La expresión traviesa desapareció del rostro de la dama, que echó la cabeza hacia atrás y lo miró con renovado interés.

– ¡Qué hombre tan fuera de lo corriente sois! De verdad.

S.T. se movió inquieto y se sintió un tanto incómodo ante aquella mirada femenina tan inteligente.

– ¿Creéis que seguirá el buen tiempo? -preguntó livianamente.

– No tengo ni la más remota idea -respondió ella mientras lo acercaba al círculo-. Venid y tomad un refrigerio. Señora Cholmondelay, ¿me permitís presentaros al señor Maitland, nuestro temible bandolero? Entretenedlo un rato mientras subo a ver qué retiene a lady Leigh.

S.T. se tomó un té, que fue todo lo que le ofrecieron, y se esforzó por mantener una agradable conversación y mostrarse de lo más inofensivo ante aquellas respetables damas. El recelo inicial con el que lo recibieron empezó a evaporarse y, cuando regresó la señora Patton, ya se las habían arreglado para sacarle la información de que residía con la familia Child en Osterley Park, y se dedicaban a interrogarlo sobre la nueva sillería de la señora Child, cuyos respaldos estaban inspirados en las formas de las antiguas liras.

La señora Patton se acercó a él.

– Debo presentaros mis disculpas, señor Maitland. Lady Leigh se encuentra indispuesta y hoy no se reunirá con nosotros.

S.T. bajó los ojos ante la mirada inquisitiva de la dama. Claro que Leigh se negaba a verlo, maldita sea, ¿qué otra cosa esperaba? Sintió que el rubor se extendía por su rostro. Todas las damas lo miraban.

– Lamento mucho oírlo -dijo sin dejar que su voz reflejase ninguna emoción.

La señora Patton le tomó la mano cuando él se inclinó para despedirse.

– Tal vez otro día -dijo.

S.T. sintió que depositaba en su mano un trocito de papel doblado y cerró los dedos a su alrededor.

«Está paseando por el jardín -decía de manera sucinta-. Jason os indicará el camino.»

Al pie de la escalera estaba el mayordomo con rostro expectante. S.T. respiró hondo, apretó el papel en su mano y descendió.

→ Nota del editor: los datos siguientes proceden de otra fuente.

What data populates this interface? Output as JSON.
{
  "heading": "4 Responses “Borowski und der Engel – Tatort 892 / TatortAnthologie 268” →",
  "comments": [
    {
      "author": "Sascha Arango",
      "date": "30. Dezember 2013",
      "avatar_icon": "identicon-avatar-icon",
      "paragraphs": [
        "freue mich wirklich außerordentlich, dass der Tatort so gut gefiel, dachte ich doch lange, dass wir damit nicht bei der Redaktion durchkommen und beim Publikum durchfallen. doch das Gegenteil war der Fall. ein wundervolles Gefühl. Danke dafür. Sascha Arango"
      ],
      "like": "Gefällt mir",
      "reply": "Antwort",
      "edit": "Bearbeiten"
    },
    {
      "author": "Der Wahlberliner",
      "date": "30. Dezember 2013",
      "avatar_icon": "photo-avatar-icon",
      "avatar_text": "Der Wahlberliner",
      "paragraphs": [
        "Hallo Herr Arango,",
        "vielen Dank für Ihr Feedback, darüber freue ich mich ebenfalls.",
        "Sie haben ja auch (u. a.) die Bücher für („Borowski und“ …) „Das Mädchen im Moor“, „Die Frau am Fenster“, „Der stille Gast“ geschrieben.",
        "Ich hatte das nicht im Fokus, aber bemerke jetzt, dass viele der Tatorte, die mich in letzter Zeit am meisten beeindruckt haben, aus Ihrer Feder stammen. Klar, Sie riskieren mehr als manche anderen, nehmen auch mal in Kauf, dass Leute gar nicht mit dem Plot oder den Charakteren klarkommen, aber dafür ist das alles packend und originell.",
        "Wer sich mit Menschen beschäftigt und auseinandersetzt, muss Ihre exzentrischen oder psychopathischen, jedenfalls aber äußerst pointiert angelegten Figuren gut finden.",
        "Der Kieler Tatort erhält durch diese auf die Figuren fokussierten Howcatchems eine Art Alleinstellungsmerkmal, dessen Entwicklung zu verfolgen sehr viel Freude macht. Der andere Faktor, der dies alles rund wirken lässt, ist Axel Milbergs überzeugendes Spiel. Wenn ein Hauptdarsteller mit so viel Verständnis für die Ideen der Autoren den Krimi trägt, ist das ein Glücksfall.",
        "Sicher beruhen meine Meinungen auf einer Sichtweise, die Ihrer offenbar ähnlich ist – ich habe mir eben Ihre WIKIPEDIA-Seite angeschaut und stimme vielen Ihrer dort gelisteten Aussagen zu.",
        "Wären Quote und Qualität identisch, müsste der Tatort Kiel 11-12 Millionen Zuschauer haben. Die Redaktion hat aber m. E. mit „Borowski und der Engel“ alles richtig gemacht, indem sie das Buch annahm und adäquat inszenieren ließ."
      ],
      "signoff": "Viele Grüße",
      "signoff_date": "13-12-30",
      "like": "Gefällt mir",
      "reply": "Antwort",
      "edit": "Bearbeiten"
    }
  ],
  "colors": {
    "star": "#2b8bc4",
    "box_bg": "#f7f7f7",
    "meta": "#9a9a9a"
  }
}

Leigh se había acostumbrado a aceptar aquel modo que tenía su mente de jugarle malas pasadas. La forma en que un ruido la hacía volverse y esperar encontrarse a su padre tras ella, o cómo al ver una gasa bonita pensaba: «A Anna le gustará». Al principio esos momentos habían sido frecuentes, al igual que los sueños, pero poco a poco se habían desvanecido y se habían vuelto más raros. Sin embargo, cuando le alcanzó el sonido de los pasos y el olor -el fuerte e inconfundible aroma a lavanda recién cortada-, alzó el rostro del libro sin pensar. Después se dio cuenta de que aquella premonición no era sino una fragancia y un recuerdo, y no una persona real ni un lugar donde ella había estado, donde el polvo y la luz del sol se mezclaban en un patio en ruinas.